Quest’ultimo, pur dando atto del giudizio espresso dal perito d’inaffidabilità delle dichiarazioni rese dai minori in sede d’incidente probatorio, per la tardività dell’atto rispetto agli eventi e per l’ormai sopravvenuta influenza suggestiva esterna o compromissione della capacità a testimoniare degli stessi, aveva fatto leva su quanto accertato alla luce delle originarie e spontanee dichiarazioni rese da alcuni minori nell’immediatezza dei fatti ai propri genitori e che avevano trovato un obiettivo e coerente riscontro esterno nelle deposizioni testimoniali della dirigente scolastica e di un’altra maestra che coadiuvava l’imputata nella stessa classe.

Era infatti, emerso con certezza che l’insegnante mancava di pazienza nell’interagire con gli alunni, soprattutto con i più fragili, lenti o introversi.

Li umiliava verbalmente, utilizzava un martelletto sbattuto sulla cattedra per imporre l’ordine e il silenzio, urlava e sgridava i bambini con toni di voce molto alti, aveva dato uno schiaffo a due di loro e minacciava i più vivaci e disobbedienti di rinchiuderli in un armadietto. Metodi che avevano determinato nei bambini comportamenti anomali e regressivi rispetto al processo di crescita, con manifestazioni di ansia, paura, disturbi del sonno e alimentari, incontinenza e disagio psicologico.

Nel ricorrere per cassazione, l’imputata deduceva, tra gli altri motivi, che la Corte d’appello avesse ritenuto sussistente, ai fini della rilevanza penale della fattispecie, il rischio di causazione di malattia nel corpo o nella mente, che non trovava invece alcun riscontro probatorio.

La Suprema Corte, tuttavia, con la sentenza n. 7969/2020 ha ritenuto il ricorso inammissibile.

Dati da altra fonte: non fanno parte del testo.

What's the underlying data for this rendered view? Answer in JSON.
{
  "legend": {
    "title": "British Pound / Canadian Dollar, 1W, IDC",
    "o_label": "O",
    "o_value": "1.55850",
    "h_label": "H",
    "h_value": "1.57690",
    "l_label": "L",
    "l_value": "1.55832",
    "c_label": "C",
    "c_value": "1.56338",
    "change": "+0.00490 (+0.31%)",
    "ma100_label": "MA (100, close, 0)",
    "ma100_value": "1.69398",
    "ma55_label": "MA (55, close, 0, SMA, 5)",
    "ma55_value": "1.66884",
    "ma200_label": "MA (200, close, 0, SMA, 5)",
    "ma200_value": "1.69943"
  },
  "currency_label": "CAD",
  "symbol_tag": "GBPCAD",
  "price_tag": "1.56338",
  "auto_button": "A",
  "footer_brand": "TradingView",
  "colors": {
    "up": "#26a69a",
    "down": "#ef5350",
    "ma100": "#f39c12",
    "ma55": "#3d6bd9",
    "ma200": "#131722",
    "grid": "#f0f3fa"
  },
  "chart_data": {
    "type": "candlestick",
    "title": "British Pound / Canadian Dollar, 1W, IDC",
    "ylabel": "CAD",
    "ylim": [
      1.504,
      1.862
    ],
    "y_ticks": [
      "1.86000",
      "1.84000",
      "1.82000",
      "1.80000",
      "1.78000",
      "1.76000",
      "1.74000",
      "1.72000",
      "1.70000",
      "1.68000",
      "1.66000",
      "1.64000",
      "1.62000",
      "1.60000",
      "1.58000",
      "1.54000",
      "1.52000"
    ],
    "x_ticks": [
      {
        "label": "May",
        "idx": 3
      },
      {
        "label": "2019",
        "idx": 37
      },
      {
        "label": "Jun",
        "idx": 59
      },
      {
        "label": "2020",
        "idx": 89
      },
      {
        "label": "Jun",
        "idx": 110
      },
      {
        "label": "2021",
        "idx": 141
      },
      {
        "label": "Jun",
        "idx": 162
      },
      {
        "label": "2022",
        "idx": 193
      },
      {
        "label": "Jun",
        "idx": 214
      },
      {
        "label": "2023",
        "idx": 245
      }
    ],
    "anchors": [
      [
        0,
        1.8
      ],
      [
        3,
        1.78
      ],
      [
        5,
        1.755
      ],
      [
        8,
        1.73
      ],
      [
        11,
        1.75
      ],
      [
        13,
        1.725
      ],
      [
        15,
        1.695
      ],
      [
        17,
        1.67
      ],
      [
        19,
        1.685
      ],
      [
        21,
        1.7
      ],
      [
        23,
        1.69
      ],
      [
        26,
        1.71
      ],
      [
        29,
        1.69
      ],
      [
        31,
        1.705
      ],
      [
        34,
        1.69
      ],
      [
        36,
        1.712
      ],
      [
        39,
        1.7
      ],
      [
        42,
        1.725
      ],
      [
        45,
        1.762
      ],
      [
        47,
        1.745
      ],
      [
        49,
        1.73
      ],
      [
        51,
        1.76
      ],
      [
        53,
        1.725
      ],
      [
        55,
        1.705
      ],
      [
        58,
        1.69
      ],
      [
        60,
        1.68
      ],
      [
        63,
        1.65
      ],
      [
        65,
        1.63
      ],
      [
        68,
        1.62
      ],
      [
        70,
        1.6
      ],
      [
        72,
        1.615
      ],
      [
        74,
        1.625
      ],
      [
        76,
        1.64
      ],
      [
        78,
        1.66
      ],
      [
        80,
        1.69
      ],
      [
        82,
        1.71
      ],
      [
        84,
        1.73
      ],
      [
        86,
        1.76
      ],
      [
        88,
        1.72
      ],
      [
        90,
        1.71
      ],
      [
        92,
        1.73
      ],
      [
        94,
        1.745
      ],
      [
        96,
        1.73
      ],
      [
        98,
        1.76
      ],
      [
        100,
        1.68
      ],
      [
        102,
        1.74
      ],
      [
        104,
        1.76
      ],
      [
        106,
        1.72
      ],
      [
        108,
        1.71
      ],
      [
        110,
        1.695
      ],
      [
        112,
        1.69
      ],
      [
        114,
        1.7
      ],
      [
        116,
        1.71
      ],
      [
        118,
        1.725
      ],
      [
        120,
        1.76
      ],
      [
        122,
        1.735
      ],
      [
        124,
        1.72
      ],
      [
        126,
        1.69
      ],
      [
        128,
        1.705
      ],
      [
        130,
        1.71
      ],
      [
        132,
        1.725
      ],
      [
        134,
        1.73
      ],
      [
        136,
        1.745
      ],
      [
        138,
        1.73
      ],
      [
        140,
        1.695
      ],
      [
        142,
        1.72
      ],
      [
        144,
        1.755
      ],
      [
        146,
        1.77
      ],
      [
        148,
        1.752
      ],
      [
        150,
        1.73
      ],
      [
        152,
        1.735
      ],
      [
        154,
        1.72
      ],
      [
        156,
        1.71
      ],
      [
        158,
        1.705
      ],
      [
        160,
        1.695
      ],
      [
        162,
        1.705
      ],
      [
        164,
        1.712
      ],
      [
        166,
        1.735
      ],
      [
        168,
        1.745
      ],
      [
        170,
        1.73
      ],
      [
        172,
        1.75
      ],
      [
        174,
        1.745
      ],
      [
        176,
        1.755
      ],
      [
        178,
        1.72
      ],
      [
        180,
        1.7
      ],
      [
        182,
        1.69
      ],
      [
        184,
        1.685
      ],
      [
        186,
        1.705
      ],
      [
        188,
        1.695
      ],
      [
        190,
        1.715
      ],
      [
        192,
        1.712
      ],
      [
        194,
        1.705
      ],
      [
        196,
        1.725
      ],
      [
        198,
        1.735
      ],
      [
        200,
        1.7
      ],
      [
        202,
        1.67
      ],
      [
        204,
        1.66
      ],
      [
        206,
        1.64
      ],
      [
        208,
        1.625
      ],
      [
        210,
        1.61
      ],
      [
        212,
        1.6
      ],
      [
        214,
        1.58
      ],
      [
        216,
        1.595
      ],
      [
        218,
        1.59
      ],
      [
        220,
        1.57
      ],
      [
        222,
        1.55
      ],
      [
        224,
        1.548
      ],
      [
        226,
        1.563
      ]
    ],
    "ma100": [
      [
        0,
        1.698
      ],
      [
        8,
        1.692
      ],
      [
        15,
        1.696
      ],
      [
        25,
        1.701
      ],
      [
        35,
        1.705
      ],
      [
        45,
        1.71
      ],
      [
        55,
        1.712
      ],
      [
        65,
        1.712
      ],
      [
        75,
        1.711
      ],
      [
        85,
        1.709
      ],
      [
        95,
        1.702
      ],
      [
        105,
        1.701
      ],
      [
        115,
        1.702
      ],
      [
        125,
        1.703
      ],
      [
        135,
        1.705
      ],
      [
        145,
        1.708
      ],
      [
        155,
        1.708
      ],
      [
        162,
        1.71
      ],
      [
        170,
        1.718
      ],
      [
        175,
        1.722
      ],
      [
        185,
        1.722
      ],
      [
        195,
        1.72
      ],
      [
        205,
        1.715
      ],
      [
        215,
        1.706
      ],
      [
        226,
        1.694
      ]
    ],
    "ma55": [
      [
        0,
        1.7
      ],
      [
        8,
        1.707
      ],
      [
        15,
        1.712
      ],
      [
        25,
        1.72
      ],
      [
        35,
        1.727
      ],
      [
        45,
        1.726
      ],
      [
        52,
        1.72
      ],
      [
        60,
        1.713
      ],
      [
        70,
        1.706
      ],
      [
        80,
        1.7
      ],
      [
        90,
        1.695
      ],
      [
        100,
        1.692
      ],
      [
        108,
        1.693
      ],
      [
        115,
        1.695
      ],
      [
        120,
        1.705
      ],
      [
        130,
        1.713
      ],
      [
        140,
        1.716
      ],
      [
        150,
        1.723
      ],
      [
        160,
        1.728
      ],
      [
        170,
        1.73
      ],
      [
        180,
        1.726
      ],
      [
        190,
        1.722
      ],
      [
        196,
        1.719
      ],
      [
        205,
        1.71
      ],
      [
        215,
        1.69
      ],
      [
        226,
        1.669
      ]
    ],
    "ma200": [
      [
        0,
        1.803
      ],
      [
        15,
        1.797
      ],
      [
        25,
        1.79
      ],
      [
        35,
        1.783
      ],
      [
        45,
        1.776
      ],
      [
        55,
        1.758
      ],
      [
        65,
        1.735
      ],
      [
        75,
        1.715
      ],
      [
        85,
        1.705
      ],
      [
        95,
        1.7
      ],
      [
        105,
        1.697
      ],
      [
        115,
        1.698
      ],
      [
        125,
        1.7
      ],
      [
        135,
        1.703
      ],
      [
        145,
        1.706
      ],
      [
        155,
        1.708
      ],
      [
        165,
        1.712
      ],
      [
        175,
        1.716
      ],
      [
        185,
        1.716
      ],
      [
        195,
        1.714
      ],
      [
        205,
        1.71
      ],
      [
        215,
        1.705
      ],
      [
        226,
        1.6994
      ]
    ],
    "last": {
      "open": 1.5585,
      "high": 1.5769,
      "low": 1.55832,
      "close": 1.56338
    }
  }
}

Per gli Ermellini, il giudice d’appello aveva linearmente ricostruito il compendio probatorio posto a fondamento dell’affermazione di responsabilità dell’imputata, confutando i motivi di gravame e ponendo in rilievo i dirimenti profili storico-fattuali della vicenda. Il tutto facendo leva da un lato “sulle spontanee e immediate propalazioni rese dai bambini ai genitori, da questi puntualmente e coerentemente riferite de relato o direttamente verificate, in merito a specifici comportamenti o episodi vessatori della maestra, così da travalicare le finalità proprie del normale processo educativo”; dall’altro “sugli obiettivi riscontri probatori della genuinità e conducenza di tali racconti, rinvenuti nelle circostanziate e univoche dichiarazioni della dirigente scolastica e della maestra che si alternava con l’imputata nella stessa classe: riscontri che s’estendevano agli effetti nocivi delle denunziate condotte sulla salute psichica dei minori, pure direttamente rappresentati dai genitori e individuati in atteggiamenti frutto di un evidente stato di ansia e di disagio e in una serie di disturbi psico-somatici”.

Per la Cassazione, in ambito scolastico, il potere educativo o disciplinare, quale che sia l’intenzione del soggetto attivo, deve sempre essere esercitato con mezzi consentiti e proporzionati alla gravità del comportamento deviante del minore, senza superare i limiti previsti dall’ordinamento o consistere in trattamenti afflittivi dell’altrui personalità. Pertanto integra il reato di abuso dei mezzi di correzione o di disciplina il comportamento dell’insegnante che faccia ricorso a qualunque forma di violenza, fisica o morale, ancorché minima ed orientata a scopi educativi

I Giudici di merito, per la Suprema Corte, avevano sottoposto ad un rigoroso vaglio critico tutti i profili della vicenda e, disattendendo motivatamente la tesi difensiva della radicale inaffidabilità del racconto dei bambini, avevano affermato, con congrue ed esaustive argomentazioni, come l’accertato impiego di metodi educativi rigidi ed autoritari, basati sul ricorso a comportamenti violenti o costrittivi, del tipo di quelli utilizzati dall’imputata, fosse pericoloso e talora dannoso per la salute psichica degli alunni.